Ya YA Foods Corporation, a Ontario-based contract food and beverage manufacturer, agreed to acquire the majority of assets at a US production facility owned by Swedish firm Oatly Group AB, the world’s largest oat drink company, in a $97.5 million (US$ 72 million) hybrid partnership that marks Ya YA Foods’ entry into the US manufacturing market.

Under the agreement, Oatly’s proprietary oat base from Utah and Texas facilities will then be transferred to Ya YA Foods to be co-packed into Oatly products on-site.

Upon deal completion, Oatly will retain full ownership and operation of proprietary oat base production lines in each facility.

Oatly CEO Toni Petersson said, “We are excited to partner with Ya YA Foods. We believe an increased focus on our oat base technology, innovation, branding and commercial execution will better position Oatly to drive profitable growth, while reducing the capital intensity of our future facilities, and ultimately convert more consumers to plant-based and create more products that are healthy for people and the planet.”

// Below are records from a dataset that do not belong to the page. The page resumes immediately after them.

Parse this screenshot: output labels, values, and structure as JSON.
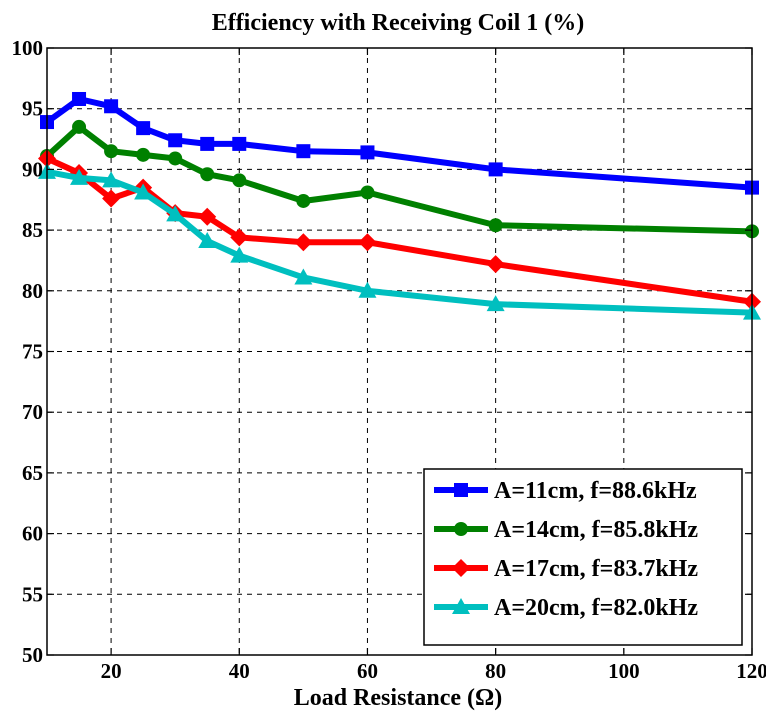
{
  "chart_data": {
    "type": "line",
    "title": "Efficiency with Receiving Coil 1 (%)",
    "xlabel": "Load Resistance (Ω)",
    "ylabel": "",
    "xlim": [
      10,
      120
    ],
    "ylim": [
      50,
      100
    ],
    "xticks": [
      20,
      40,
      60,
      80,
      100,
      120
    ],
    "yticks": [
      50,
      55,
      60,
      65,
      70,
      75,
      80,
      85,
      90,
      95,
      100
    ],
    "grid": true,
    "legend_position": "bottom-right",
    "x": [
      10,
      15,
      20,
      25,
      30,
      35,
      40,
      50,
      60,
      80,
      120
    ],
    "series": [
      {
        "name": "A=11cm, f=88.6kHz",
        "color": "#0000ff",
        "marker": "square",
        "values": [
          93.9,
          95.8,
          95.2,
          93.4,
          92.4,
          92.1,
          92.1,
          91.5,
          91.4,
          90.0,
          88.5
        ]
      },
      {
        "name": "A=14cm, f=85.8kHz",
        "color": "#008000",
        "marker": "circle",
        "values": [
          91.1,
          93.5,
          91.5,
          91.2,
          90.9,
          89.6,
          89.1,
          87.4,
          88.1,
          85.4,
          84.9
        ]
      },
      {
        "name": "A=17cm, f=83.7kHz",
        "color": "#ff0000",
        "marker": "diamond",
        "values": [
          90.9,
          89.7,
          87.6,
          88.5,
          86.4,
          86.1,
          84.4,
          84.0,
          84.0,
          82.2,
          79.1
        ]
      },
      {
        "name": "A=20cm, f=82.0kHz",
        "color": "#00bfbf",
        "marker": "triangle",
        "values": [
          89.8,
          89.3,
          89.1,
          88.1,
          86.3,
          84.1,
          82.9,
          81.1,
          80.0,
          78.9,
          78.2
        ]
      }
    ]
  }
}
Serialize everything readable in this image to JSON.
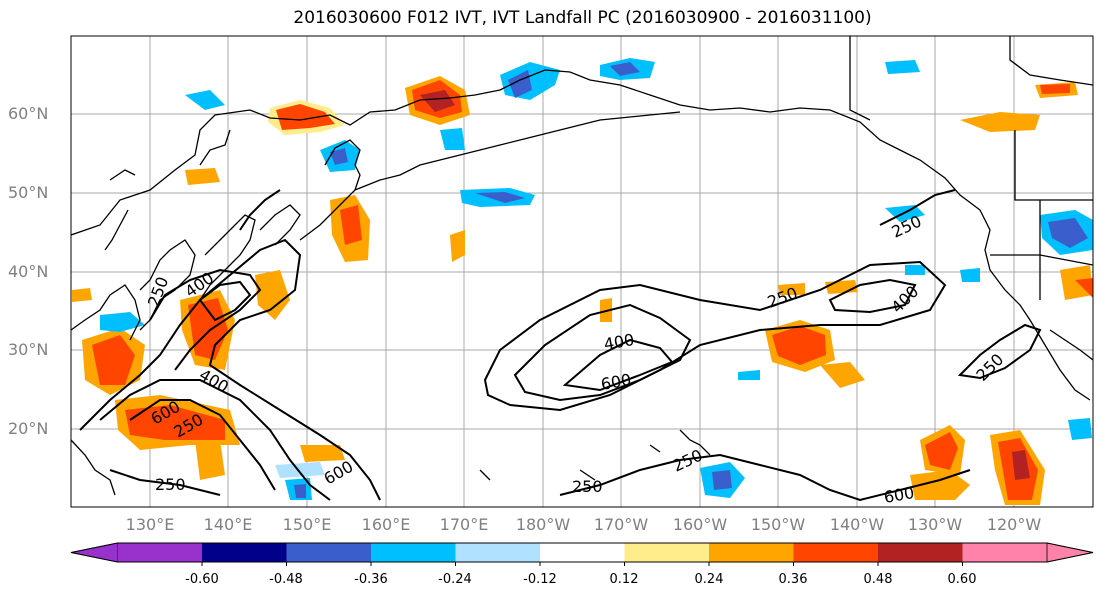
{
  "title": "2016030600 F012 IVT, IVT Landfall PC (2016030900 - 2016031100)",
  "map": {
    "lat_labels": [
      "60°N",
      "50°N",
      "40°N",
      "30°N",
      "20°N"
    ],
    "lon_labels": [
      "130°E",
      "140°E",
      "150°E",
      "160°E",
      "170°E",
      "180°W",
      "170°W",
      "160°W",
      "150°W",
      "140°W",
      "130°W",
      "120°W"
    ],
    "contour_labels": [
      "250",
      "400",
      "600",
      "250",
      "400",
      "600",
      "250",
      "400",
      "250",
      "250",
      "250",
      "600",
      "400",
      "250",
      "600",
      "250"
    ]
  },
  "colorbar": {
    "colors": [
      "#9932cc",
      "#00008b",
      "#3a5fcd",
      "#00bfff",
      "#b0e2ff",
      "#ffffff",
      "#ffec8b",
      "#ffa500",
      "#ff4500",
      "#b22222",
      "#ff82ab"
    ],
    "tick_labels": [
      "-0.60",
      "-0.48",
      "-0.36",
      "-0.24",
      "-0.12",
      "0.12",
      "0.24",
      "0.36",
      "0.48",
      "0.60"
    ]
  }
}
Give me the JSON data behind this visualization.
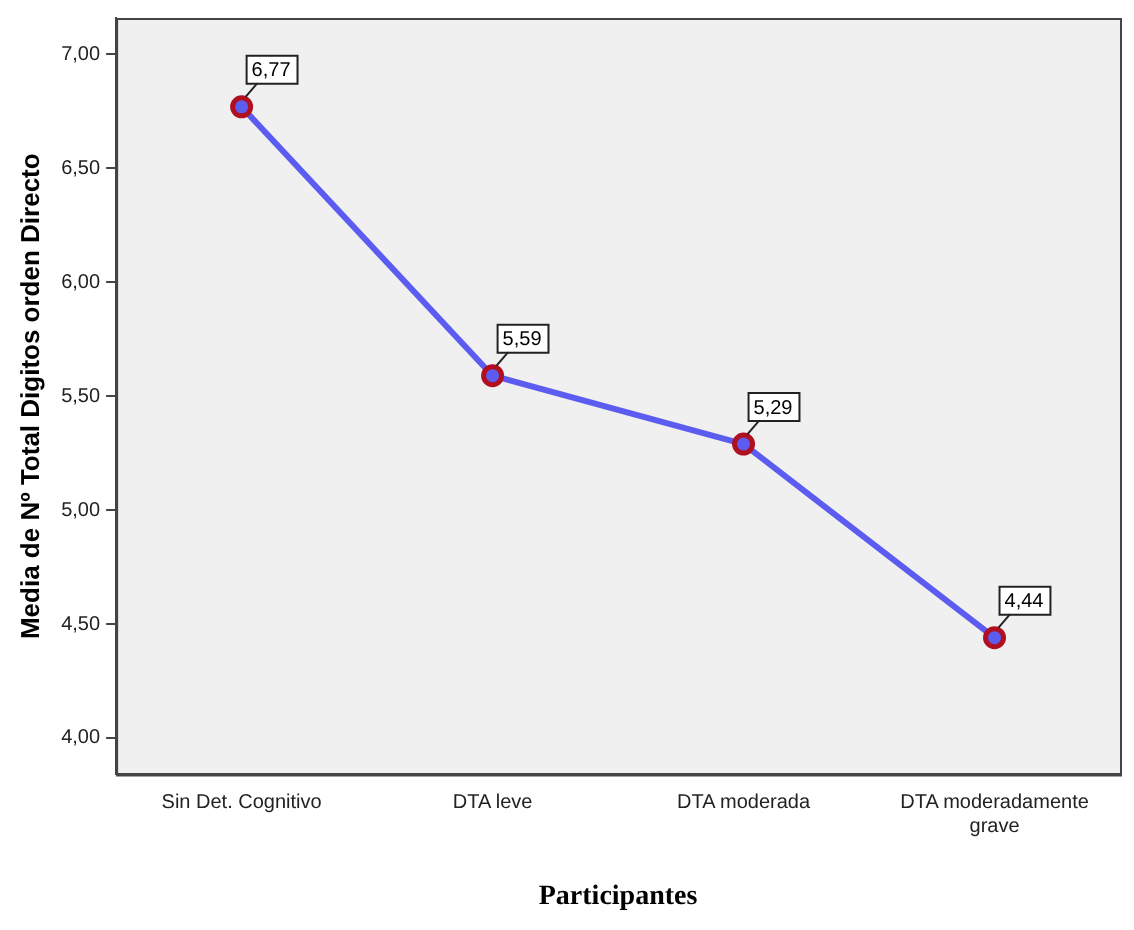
{
  "chart_data": {
    "type": "line",
    "xlabel": "Participantes",
    "ylabel": "Media de Nº Total Digitos orden Directo",
    "categories": [
      "Sin Det. Cognitivo",
      "DTA leve",
      "DTA moderada",
      "DTA moderadamente grave"
    ],
    "series": [
      {
        "color": "#5c5cf0",
        "values": [
          6.77,
          5.59,
          5.29,
          4.44
        ],
        "value_labels": [
          "6,77",
          "5,59",
          "5,29",
          "4,44"
        ]
      }
    ],
    "ylim": [
      3.84,
      7.16
    ],
    "yticks": [
      {
        "value": 4,
        "label": "4,00"
      },
      {
        "value": 4.5,
        "label": "4,50"
      },
      {
        "value": 5,
        "label": "5,00"
      },
      {
        "value": 5.5,
        "label": "5,50"
      },
      {
        "value": 6,
        "label": "6,00"
      },
      {
        "value": 6.5,
        "label": "6,50"
      },
      {
        "value": 7,
        "label": "7,00"
      }
    ],
    "grid": false,
    "legend": false,
    "marker": "circle",
    "line_style": "solid"
  }
}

Ya YA Foods CEO Yahya Abbas said, “We look forward to working with Oatly and supporting their transition to a more asset-light model, allowing them to leverage our significant expertise in aseptic beverage packaging. We are pleased that Oatly recognizes our top-tier food safety track record and unique capabilities. We expect this transaction to enhance our growth and further strengthen our capabilities: the two properties we are acquiring will increase our geographic profile and scale, allowing us to serve the vast majority of the United States and Canada. This highly strategic partnership with Oatly is a key step towards achieving our goal of becoming the leading aseptic beverage co-manufacturer in North America.”

The deal is expected to be completed in the first quarter of 2023.